I don't have iPhone 6 but have some reasons to be sceptic about its barometer. When writing L/D Magic app I quickly realized that the internal GPS in iPhone is no good for freefall. (Jump from airplane and look at altitude data yourself.) When altitude changes rapidly, it shows where you were
a minute or two ago. Why is that?
Apparently, Apple is not passing raw, unfiltered data from GPS to any application that uses location services - it heavily smooths it which introduces lag. This lag may not be noticeable when changes are slow, and with freefall (and even ride to altitude) it has a "long, stretchy rubber cord" effect on data. It almost looks like the data points are lined up in a long slow queue... My best guess is that Apple uses very heavy Low Pass Filter, it probably takes just 1% of the current measurement and averages it with 99% of the previous smoothed measurement. I was able to imitate this "rubber" effect in Excel by doing LPF with 0.99 smoothing coefficient on modeled raw data.

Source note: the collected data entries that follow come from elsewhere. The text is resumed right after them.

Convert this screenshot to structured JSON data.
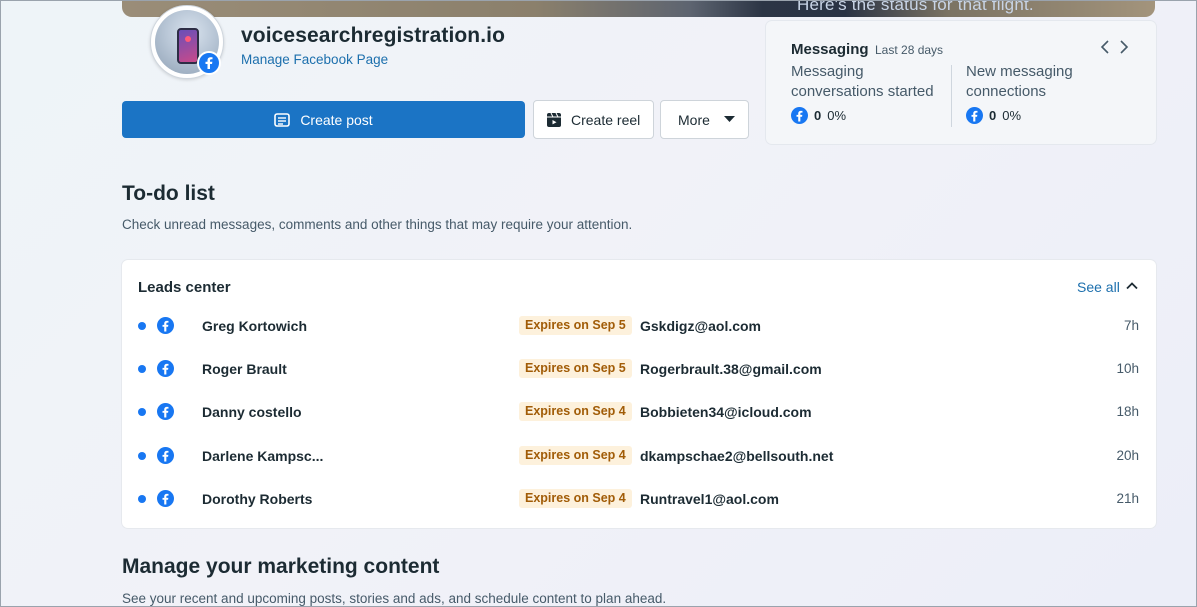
{
  "cover": {
    "caption": "Here's the status for that flight."
  },
  "page": {
    "name": "voicesearchregistration.io",
    "manage_link": "Manage Facebook Page"
  },
  "actions": {
    "create_post": "Create post",
    "create_reel": "Create reel",
    "more": "More"
  },
  "messaging": {
    "title": "Messaging",
    "period": "Last 28 days",
    "metrics": [
      {
        "label": "Messaging conversations started",
        "value": "0",
        "change": "0%"
      },
      {
        "label": "New messaging connections",
        "value": "0",
        "change": "0%"
      }
    ]
  },
  "todo": {
    "title": "To-do list",
    "subtitle": "Check unread messages, comments and other things that may require your attention."
  },
  "leads": {
    "title": "Leads center",
    "see_all": "See all",
    "rows": [
      {
        "name": "Greg Kortowich",
        "expires": "Expires on Sep 5",
        "email": "Gskdigz@aol.com",
        "time": "7h"
      },
      {
        "name": "Roger Brault",
        "expires": "Expires on Sep 5",
        "email": "Rogerbrault.38@gmail.com",
        "time": "10h"
      },
      {
        "name": "Danny costello",
        "expires": "Expires on Sep 4",
        "email": "Bobbieten34@icloud.com",
        "time": "18h"
      },
      {
        "name": "Darlene Kampsc...",
        "expires": "Expires on Sep 4",
        "email": "dkampschae2@bellsouth.net",
        "time": "20h"
      },
      {
        "name": "Dorothy Roberts",
        "expires": "Expires on Sep 4",
        "email": "Runtravel1@aol.com",
        "time": "21h"
      }
    ]
  },
  "marketing": {
    "title": "Manage your marketing content",
    "subtitle": "See your recent and upcoming posts, stories and ads, and schedule content to plan ahead."
  },
  "colors": {
    "primary": "#1b74c5",
    "facebook": "#1877f2",
    "link": "#1c6fad",
    "expires_bg": "#fdf1dc",
    "expires_text": "#a15c07"
  }
}
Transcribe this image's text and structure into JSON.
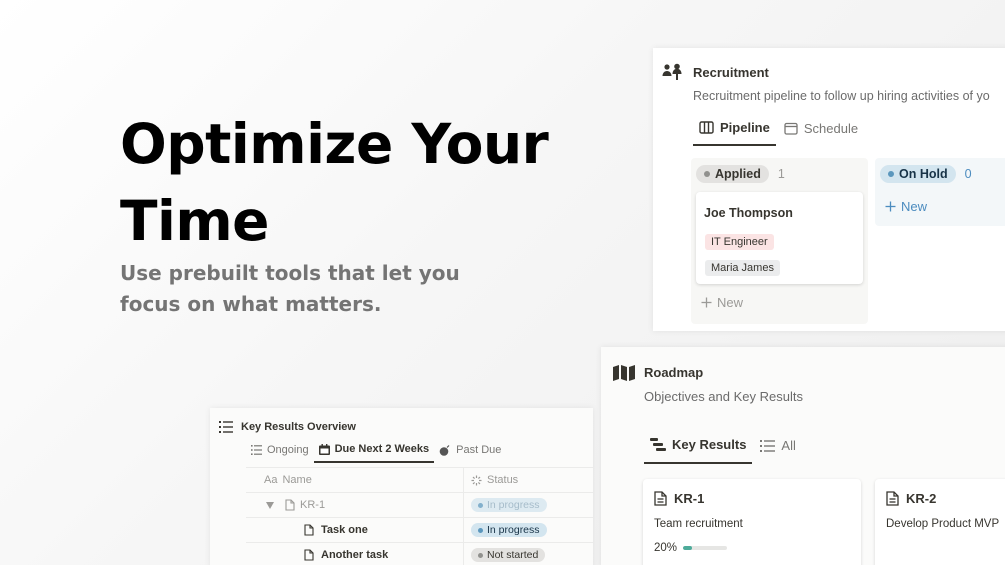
{
  "hero": {
    "title": "Optimize Your Time",
    "subtitle": "Use prebuilt tools that let you focus on what matters."
  },
  "colors": {
    "blue_pill_bg": "#d3e5ef",
    "gray_pill_bg": "#e3e2e0",
    "tag_pink_bg": "#fbe4e4",
    "tag_gray_bg": "#ebeced",
    "progress_green": "#4dab9a"
  },
  "recruitment": {
    "icon": "people-icon",
    "title": "Recruitment",
    "description": "Recruitment pipeline to follow up hiring activities of yo",
    "tabs": [
      {
        "label": "Pipeline",
        "icon": "board-icon",
        "active": true
      },
      {
        "label": "Schedule",
        "icon": "calendar-icon",
        "active": false
      }
    ],
    "columns": [
      {
        "status": "Applied",
        "count": "1",
        "cards": [
          {
            "name": "Joe Thompson",
            "tags": [
              "IT Engineer",
              "Maria James"
            ]
          }
        ],
        "new_label": "New"
      },
      {
        "status": "On Hold",
        "count": "0",
        "new_label": "New"
      }
    ]
  },
  "roadmap": {
    "icon": "map-icon",
    "title": "Roadmap",
    "description": "Objectives and Key Results",
    "tabs": [
      {
        "label": "Key Results",
        "icon": "timeline-icon",
        "active": true
      },
      {
        "label": "All",
        "icon": "list-icon",
        "active": false
      }
    ],
    "cards": [
      {
        "title": "KR-1",
        "subtitle": "Team recruitment",
        "progress_label": "20%",
        "progress": 0.2
      },
      {
        "title": "KR-2",
        "subtitle": "Develop Product MVP"
      }
    ]
  },
  "key_results": {
    "icon": "list-icon",
    "title": "Key Results Overview",
    "tabs": [
      {
        "label": "Ongoing",
        "icon": "list-icon",
        "active": false
      },
      {
        "label": "Due Next 2 Weeks",
        "icon": "calendar-icon",
        "active": true
      },
      {
        "label": "Past Due",
        "icon": "bomb-icon",
        "active": false
      }
    ],
    "columns": {
      "name_prefix": "Aa",
      "name": "Name",
      "status": "Status"
    },
    "rows": [
      {
        "name": "KR-1",
        "status": "In progress",
        "level": 0
      },
      {
        "name": "Task one",
        "status": "In progress",
        "level": 1
      },
      {
        "name": "Another task",
        "status": "Not started",
        "level": 1
      }
    ]
  }
}
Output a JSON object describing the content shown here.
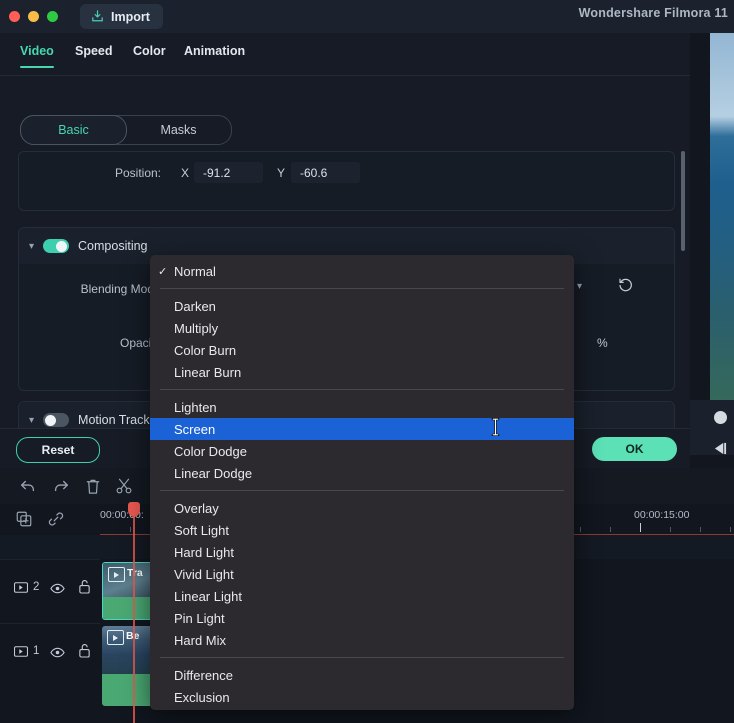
{
  "window": {
    "title": "Wondershare Filmora 11",
    "import_label": "Import",
    "traffic_lights": [
      "close-red",
      "minimize-yellow",
      "maximize-green"
    ]
  },
  "editor": {
    "tabs": [
      {
        "label": "Video",
        "active": true
      },
      {
        "label": "Speed",
        "active": false
      },
      {
        "label": "Color",
        "active": false
      },
      {
        "label": "Animation",
        "active": false
      }
    ],
    "segmented": [
      {
        "label": "Basic",
        "active": true
      },
      {
        "label": "Masks",
        "active": false
      }
    ],
    "position": {
      "label": "Position:",
      "x_axis": "X",
      "x_value": "-91.2",
      "y_axis": "Y",
      "y_value": "-60.6"
    },
    "compositing": {
      "title": "Compositing",
      "enabled": true,
      "blending_mode_label": "Blending Mode:",
      "blending_mode_value": "Normal",
      "opacity_label": "Opacity:",
      "opacity_unit": "%",
      "reset_icon": "reset-circular-arrow-icon"
    },
    "motion_tracking": {
      "title": "Motion Tracki",
      "enabled": false
    },
    "actions": {
      "reset_label": "Reset",
      "ok_label": "OK"
    }
  },
  "preview": {
    "play_icon": "step-back-play-icon",
    "slider_knob": "volume-slider-knob"
  },
  "toolbar": {
    "icons": [
      "undo-icon",
      "redo-icon",
      "delete-icon",
      "split-scissors-icon"
    ]
  },
  "timeline": {
    "head_icons": [
      "add-track-icon",
      "link-icon"
    ],
    "timecode_left": "00:00:00:",
    "timecode_right": "00:00:15:00",
    "tracks": [
      {
        "number": "2",
        "eye_icon": "eye-icon",
        "lock_icon": "unlock-icon",
        "clip_name": "Tra"
      },
      {
        "number": "1",
        "eye_icon": "eye-icon",
        "lock_icon": "unlock-icon",
        "clip_name": "Be"
      }
    ]
  },
  "blend_menu": {
    "selected_item": "Screen",
    "checked_item": "Normal",
    "groups": [
      [
        "Normal"
      ],
      [
        "Darken",
        "Multiply",
        "Color Burn",
        "Linear Burn"
      ],
      [
        "Lighten",
        "Screen",
        "Color Dodge",
        "Linear Dodge"
      ],
      [
        "Overlay",
        "Soft Light",
        "Hard Light",
        "Vivid Light",
        "Linear Light",
        "Pin Light",
        "Hard Mix"
      ],
      [
        "Difference",
        "Exclusion"
      ]
    ],
    "items": [
      "Normal",
      "Darken",
      "Multiply",
      "Color Burn",
      "Linear Burn",
      "Lighten",
      "Screen",
      "Color Dodge",
      "Linear Dodge",
      "Overlay",
      "Soft Light",
      "Hard Light",
      "Vivid Light",
      "Linear Light",
      "Pin Light",
      "Hard Mix",
      "Difference",
      "Exclusion"
    ]
  },
  "colors": {
    "accent": "#3ecfae",
    "menu_highlight": "#1a62d6",
    "playhead": "#e8594f",
    "panel_bg": "#161b25",
    "menu_bg": "#2c2a2e"
  }
}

Apple does this, probably, to make location look better - when user is standing in one place, you don't want to show the Brownian motion that raw GPS data is, constantly jiggling around, you want to show a nice steady blue dot. Unfortunately, Apple does not provide both smoothed and raw data... and once smoothing is baked in, you can't undo it.
Long story short, I don't think that what you'll see from iP6's barometer is the actual, current altitude. It will be as unusable as GPS altitude. Users are already complaining that the Health app outputs some nonsense, far from actual elevation changes.
It's better to have an external Bluetooth pressure sensor, for example,
SensorTag from Texas Instruments. With TI, you have raw data from sensors and detailed documentation for each sensor used.